Given this growing need, the state should do everything possible to recruit and retain more qualified substitutes. Instead, it is still appealing a 2005 decision by Circuit Judge Karen Ahn, who ruled that the state owed substitute teachers back pay going back to 1996.

Now another class action suit has been filed against the state on behalf of roughly 4,000 substitute teachers who say the Department of Education has failed to comply with law, Act 263. The hearing for that case will be tomorrow.

Act 263 ties pay increases for substitutes to increases for Licensed Class II teachers. Class II teachers received a 4 percent increase on Aug. 1, but the DOE failed to give a similar wage increase to substitute teachers.

But that provision of Act 263 failed to make it into the Hawai'i Revised Statutes, despite being agreed to during the collective bargaining process.

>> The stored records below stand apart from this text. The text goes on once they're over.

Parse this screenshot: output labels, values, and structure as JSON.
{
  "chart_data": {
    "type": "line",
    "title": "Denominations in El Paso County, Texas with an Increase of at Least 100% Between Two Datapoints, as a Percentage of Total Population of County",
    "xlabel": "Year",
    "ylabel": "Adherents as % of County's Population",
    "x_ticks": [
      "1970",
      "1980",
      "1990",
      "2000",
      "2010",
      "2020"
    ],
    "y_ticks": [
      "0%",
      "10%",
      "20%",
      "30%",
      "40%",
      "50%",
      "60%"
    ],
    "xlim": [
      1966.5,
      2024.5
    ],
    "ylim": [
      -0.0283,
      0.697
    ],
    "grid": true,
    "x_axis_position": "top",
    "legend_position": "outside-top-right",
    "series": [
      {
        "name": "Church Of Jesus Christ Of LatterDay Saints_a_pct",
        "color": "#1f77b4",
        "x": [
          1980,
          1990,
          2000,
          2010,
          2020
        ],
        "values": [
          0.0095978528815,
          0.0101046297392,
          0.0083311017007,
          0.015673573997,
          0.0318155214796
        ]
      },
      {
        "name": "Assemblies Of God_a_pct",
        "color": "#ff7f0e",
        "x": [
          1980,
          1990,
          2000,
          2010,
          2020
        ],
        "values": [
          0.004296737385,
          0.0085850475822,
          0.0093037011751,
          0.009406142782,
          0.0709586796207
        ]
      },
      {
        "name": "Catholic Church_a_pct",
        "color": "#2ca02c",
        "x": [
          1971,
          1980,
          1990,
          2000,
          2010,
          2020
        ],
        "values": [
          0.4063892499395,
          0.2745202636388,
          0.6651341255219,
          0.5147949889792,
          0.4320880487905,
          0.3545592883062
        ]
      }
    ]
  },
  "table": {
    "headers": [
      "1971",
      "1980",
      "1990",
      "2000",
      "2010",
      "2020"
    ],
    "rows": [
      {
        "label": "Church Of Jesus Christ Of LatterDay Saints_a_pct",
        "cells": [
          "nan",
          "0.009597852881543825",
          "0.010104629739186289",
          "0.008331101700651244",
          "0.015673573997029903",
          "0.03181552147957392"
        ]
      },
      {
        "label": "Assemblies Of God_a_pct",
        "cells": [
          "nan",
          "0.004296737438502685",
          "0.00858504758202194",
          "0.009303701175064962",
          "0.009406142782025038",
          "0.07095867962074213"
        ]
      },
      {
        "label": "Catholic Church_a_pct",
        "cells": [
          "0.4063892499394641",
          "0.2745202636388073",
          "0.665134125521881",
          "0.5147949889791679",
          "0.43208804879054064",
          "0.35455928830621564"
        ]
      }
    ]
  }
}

Act 263 states "rate increases for substitute teachers should be based on rate increases for licensed Class II teachers as determined through collective bargaining."

The Legislature later amended the statute to set a "minimum hourly rate pay" for substitute teachers for the 2006 school year. It does not link the subs' pay increase to Class II teachers.

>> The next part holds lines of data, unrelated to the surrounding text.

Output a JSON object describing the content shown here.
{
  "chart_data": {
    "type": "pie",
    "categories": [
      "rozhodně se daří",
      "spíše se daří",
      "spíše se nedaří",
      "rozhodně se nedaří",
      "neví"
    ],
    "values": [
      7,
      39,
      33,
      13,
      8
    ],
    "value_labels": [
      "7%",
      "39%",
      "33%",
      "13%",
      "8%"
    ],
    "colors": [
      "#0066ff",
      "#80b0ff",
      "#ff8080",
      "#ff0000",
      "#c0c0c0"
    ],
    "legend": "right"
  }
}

"Our position is that Act 263 explains when pay rates go beyond minimum, substitutes' pay go up as well," said Bruce Wakuzawa, an attorney representing the substitutes.

The disparity in pay, however, goes beyond semantics. There is a clear history of problems when it comes to the DOE and substitute teachers. And at a time when the state is suffering a chronic and worsening shortage of regular teachers in the classroom, it can't afford to drive away substitute teachers, who serve as safety nets in our schools.

DOE spokesman Greg Knudsen said Friday the department could not comment on the ongoing case.

Rather than spend any more time or money on appeals and fighting lawsuits, the DOE should find a way to resolve the ongoing disparity in an equitable manner.